Plaintiff also argues that this was an appropriate case for the trial court to give an instruction on res ipsa loquitur. Res ipsa would properly apply if no conclusion could be drawn from the fact a cow escaped from a pasture other than that the owner was negligent. Mayor v. Dowsett, 240 Or. 196, 400 P.2d 234 (1965); Powell v. Moore, 228 Or. 255, 265-66, 364 P.2d 1094 (1961). Cases in other jurisdictions go both ways on whether res ipsa loquitur should apply to cases involving animals on the highway. We believe the better view is that the mere presence of the animal at large is not enough to establish an inference that the owner was negligent in the manner in which he confined it, since a cow can escape from even an adequate enclosure. See e. g. Wilson v. Rule, 169 Kan. 296, 219 P.2d 690 (1950); Dungan v. Hart, 107 Ohio App. 431, 159 N.E.2d 903 (1958); Akin v. Berkshire, 85 N.M. 425, 512 P.2d 1261 (1973); Rice v. Turner, 191 Va. 601, 62 S.E.2d 24 (1950); Moon v. Johnstone, 47 Tenn.App. 208, 337 S.W.2d 464 (1960); Brauner v. Peterson, 16 Wash.App. 531, 557 P.2d 359 (1976); but see contra e. g. Nuclear Corp. of America v. Lang, 337 F.Supp. 914 (D.C.Neb.1972); Shepard v. Smith, 74 Idaho 459, 263 P.2d 985 (1953).

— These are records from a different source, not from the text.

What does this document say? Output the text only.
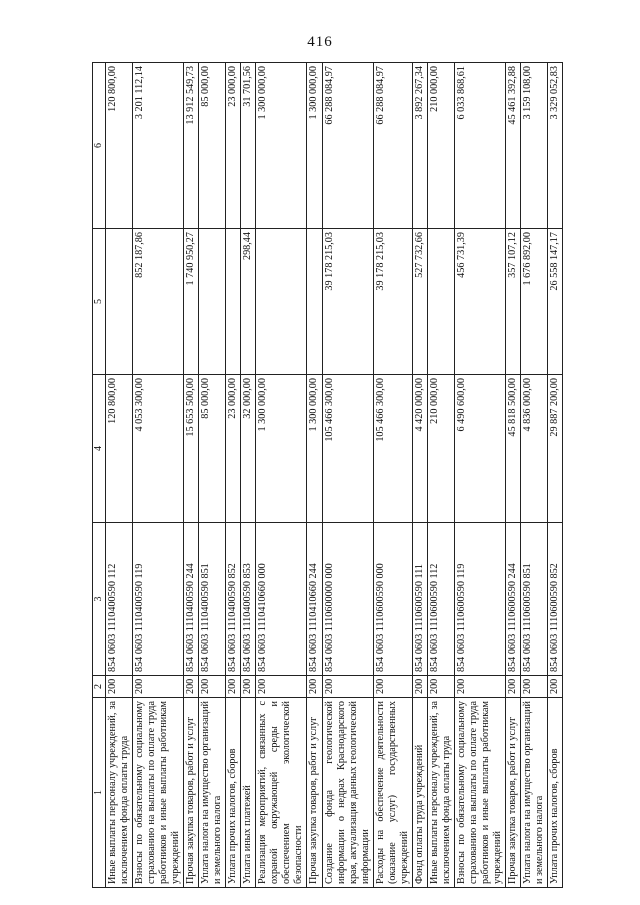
416
1	2	3	4	5	6
Иные выплаты персоналу учреждений, за исключением фонда оплаты труда	200	854 0603 1110400590 112	120 800,00		120 800,00
Взносы по обязательному социальному страхованию на выплаты по оплате труда работников и иные выплаты работникам учреждений	200	854 0603 1110400590 119	4 053 300,00	852 187,86	3 201 112,14
Прочая закупка товаров, работ и услуг	200	854 0603 1110400590 244	15 653 500,00	1 740 950,27	13 912 549,73
Уплата налога на имущество организаций и земельного налога	200	854 0603 1110400590 851	85 000,00		85 000,00
Уплата прочих налогов, сборов	200	854 0603 1110400590 852	23 000,00		23 000,00
Уплата иных платежей	200	854 0603 1110400590 853	32 000,00	298,44	31 701,56
Реализация мероприятий, связанных с охраной окружающей среды и обеспечением экологической безопасности	200	854 0603 1110410660 000	1 300 000,00		1 300 000,00
Прочая закупка товаров, работ и услуг	200	854 0603 1110410660 244	1 300 000,00		1 300 000,00
Создание фонда геологической информации о недрах Краснодарского края, актуализация данных геологической информации	200	854 0603 1110600000 000	105 466 300,00	39 178 215,03	66 288 084,97
Расходы на обеспечение деятельности (оказание услуг) государственных учреждений	200	854 0603 1110600590 000	105 466 300,00	39 178 215,03	66 288 084,97
Фонд оплаты труда учреждений	200	854 0603 1110600590 111	4 420 000,00	527 732,66	3 892 267,34
Иные выплаты персоналу учреждений, за исключением фонда оплаты труда	200	854 0603 1110600590 112	210 000,00		210 000,00
Взносы по обязательному социальному страхованию на выплаты по оплате труда работников и иные выплаты работникам учреждений	200	854 0603 1110600590 119	6 490 600,00	456 731,39	6 033 868,61
Прочая закупка товаров, работ и услуг	200	854 0603 1110600590 244	45 818 500,00	357 107,12	45 461 392,88
Уплата налога на имущество организаций и земельного налога	200	854 0603 1110600590 851	4 836 000,00	1 676 892,00	3 159 108,00
Уплата прочих налогов, сборов	200	854 0603 1110600590 852	29 887 200,00	26 558 147,17	3 329 052,83
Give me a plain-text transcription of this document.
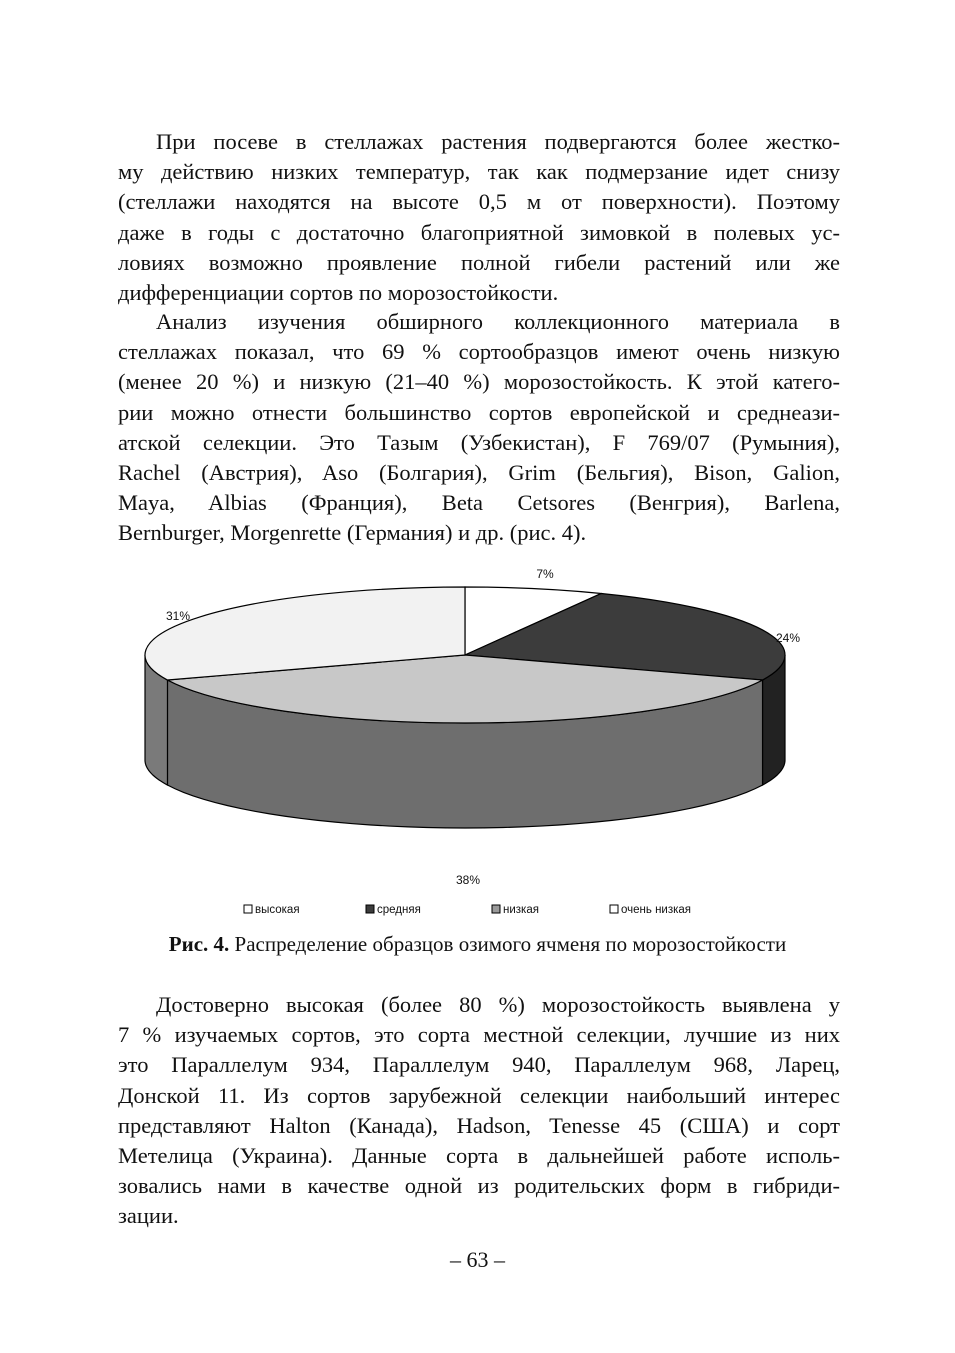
При посеве в стеллажах растения подвергаются более жестко-
му действию низких температур, так как подмерзание идет снизу
(стеллажи находятся на высоте 0,5 м от поверхности). Поэтому
даже в годы с достаточно благоприятной зимовкой в полевых ус-
ловиях возможно проявление полной гибели растений или же
дифференциации сортов по морозостойкости.
Анализ изучения обширного коллекционного материала в
стеллажах показал, что 69 % сортообразцов имеют очень низкую
(менее 20 %) и низкую (21–40 %) морозостойкость. К этой катего-
рии можно отнести большинство сортов европейской и среднеази-
атской селекции. Это Тазым (Узбекистан), F 769/07 (Румыния),
Rachel (Австрия), Aso (Болгария), Grim (Бельгия), Bison, Galion,
Maya, Albias (Франция), Beta Cetsores (Венгрия), Barlena,
Bernburger, Morgenrette (Германия) и др. (рис. 4).
7%
24%
38%
31%
высокая	средняя	низкая	очень низкая
Рис. 4. Распределение образцов озимого ячменя по морозостойкости
Достоверно высокая (более 80 %) морозостойкость выявлена у
7 % изучаемых сортов, это сорта местной селекции, лучшие из них
это Параллелум 934, Параллелум 940, Параллелум 968, Ларец,
Донской 11. Из сортов зарубежной селекции наибольший интерес
представляют Halton (Канада), Hadson, Tenesse 45 (США) и сорт
Метелица (Украина). Данные сорта в дальнейшей работе исполь-
зовались нами в качестве одной из родительских форм в гибриди-
зации.
– 63 –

Finally, plaintiff assigns as error the court's following instruction on lookout:

"I instruct you that it is the continuing duty of a driver of a motor vehicle to keep and maintain a reasonable lookout for other vehicles, or persons, or animals on the streets or highways. A 'reasonable lookout' means such as would be maintained by a reasonably prudent person under the same or similar circumstances. In determining this question you should take into consideration the extent or degree of danger reasonably to be expected. A person does not comply with the duty to keep a reasonable lookout by simply looking and not seeing that which is plainly visible and which would have been seen by a reasonably prudent person under the same or similar circumstances."

At trial plaintiff excepted on the ground that the court, by inserting some language of its own dealing with the duty of plaintiff to see an animal imposed a higher duty on plaintiff than required and made a comment on the evidence that was unfair to plaintiff.

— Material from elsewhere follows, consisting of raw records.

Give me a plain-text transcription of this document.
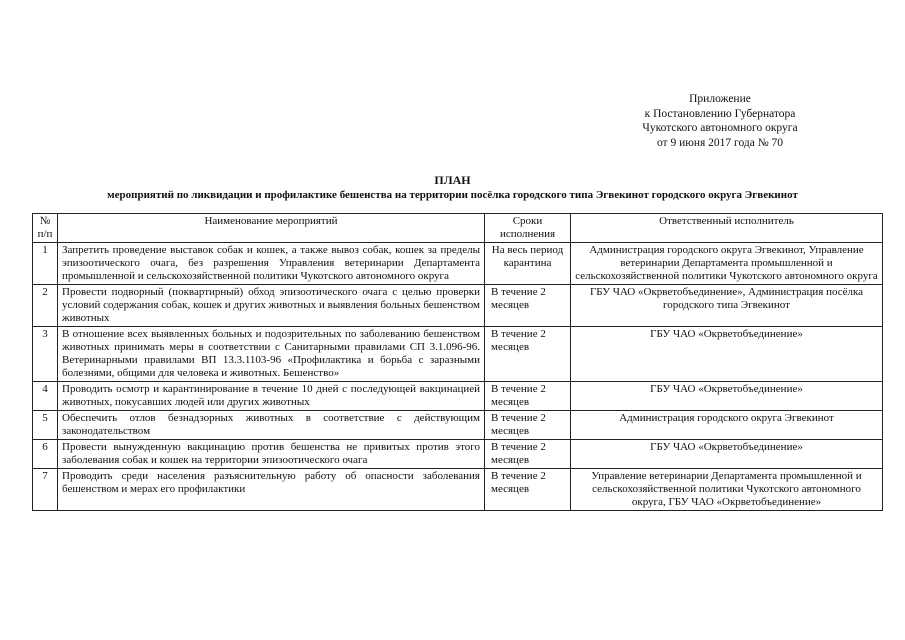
Приложение
к Постановлению Губернатора
Чукотского автономного округа
от 9 июня 2017 года № 70
ПЛАН
мероприятий по ликвидации и профилактике бешенства на территории посёлка городского типа Эгвекинот городского округа Эгвекинот
№ п/п	Наименование мероприятий	Сроки исполнения	Ответственный исполнитель
1	Запретить проведение выставок собак и кошек, а также вывоз собак, кошек за пределы эпизоотического очага, без разрешения Управления ветеринарии Департамента промышленной и сельскохозяйственной политики Чукотского автономного округа	На весь период карантина	Администрация городского округа Эгвекинот, Управление ветеринарии Департамента промышленной и сельскохозяйственной политики Чукотского автономного округа
2	Провести подворный (поквартирный) обход эпизоотического очага с целью проверки условий содержания собак, кошек и других животных и выявления больных бешенством животных	В течение 2 месяцев	ГБУ ЧАО «Окрветобъединение», Администрация посёлка городского типа Эгвекинот
3	В отношение всех выявленных больных и подозрительных по заболеванию бешенством животных принимать меры в соответствии с Санитарными правилами СП 3.1.096-96. Ветеринарными правилами ВП 13.3.1103-96 «Профилактика и борьба с заразными болезнями, общими для человека и животных. Бешенство»	В течение 2 месяцев	ГБУ ЧАО «Окрветобъединение»
4	Проводить осмотр и карантинирование в течение 10 дней с последующей вакцинацией животных, покусавших людей или других животных	В течение 2 месяцев	ГБУ ЧАО «Окрветобъединение»
5	Обеспечить отлов безнадзорных животных в соответствие с действующим законодательством	В течение 2 месяцев	Администрация городского округа Эгвекинот
6	Провести вынужденную вакцинацию против бешенства не привитых против этого заболевания собак и кошек на территории эпизоотического очага	В течение 2 месяцев	ГБУ ЧАО «Окрветобъединение»
7	Проводить среди населения разъяснительную работу об опасности заболевания бешенством и мерах его профилактики	В течение 2 месяцев	Управление ветеринарии Департамента промышленной и сельскохозяйственной политики Чукотского автономного округа, ГБУ ЧАО «Окрветобъединение»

A motorist's duty is to keep such a lookout as would be maintained by a reasonably prudent person in the same or similar circumstances. See, e. g., Phillips, Gdn. v. Creighton, Adm., 211 Or. 645, 316 P.2d 302 (1957). By adding the word "animal," the court merely related the law to the facts of the case but did not alter plaintiff's duty or make a comment on the evidence. An error might have been made if the court had simply instructed the jury that plaintiff had a "duty * * * to maintain a lookout for animals," since plaintiff had no duty to keep a special lookout for animals unless under similar circumstances such a lookout would be maintained by a reasonably prudent person. See Ginter v. Handy, 244 Or. 449, 419 P.2d 21 (1966). But here the court stated that plaintiff's duty was to "maintain a reasonable lookout for * * * " and then listed such objects as might be expected to be on a road, including animals. The court explained that "reasonable lookout" means such lookout as would be maintained by a reasonably prudent person under the same or similar circumstances. Therefore, the instruction correctly informed the jury that plaintiff should have seen the animal only if a reasonably prudent person would have done so that night.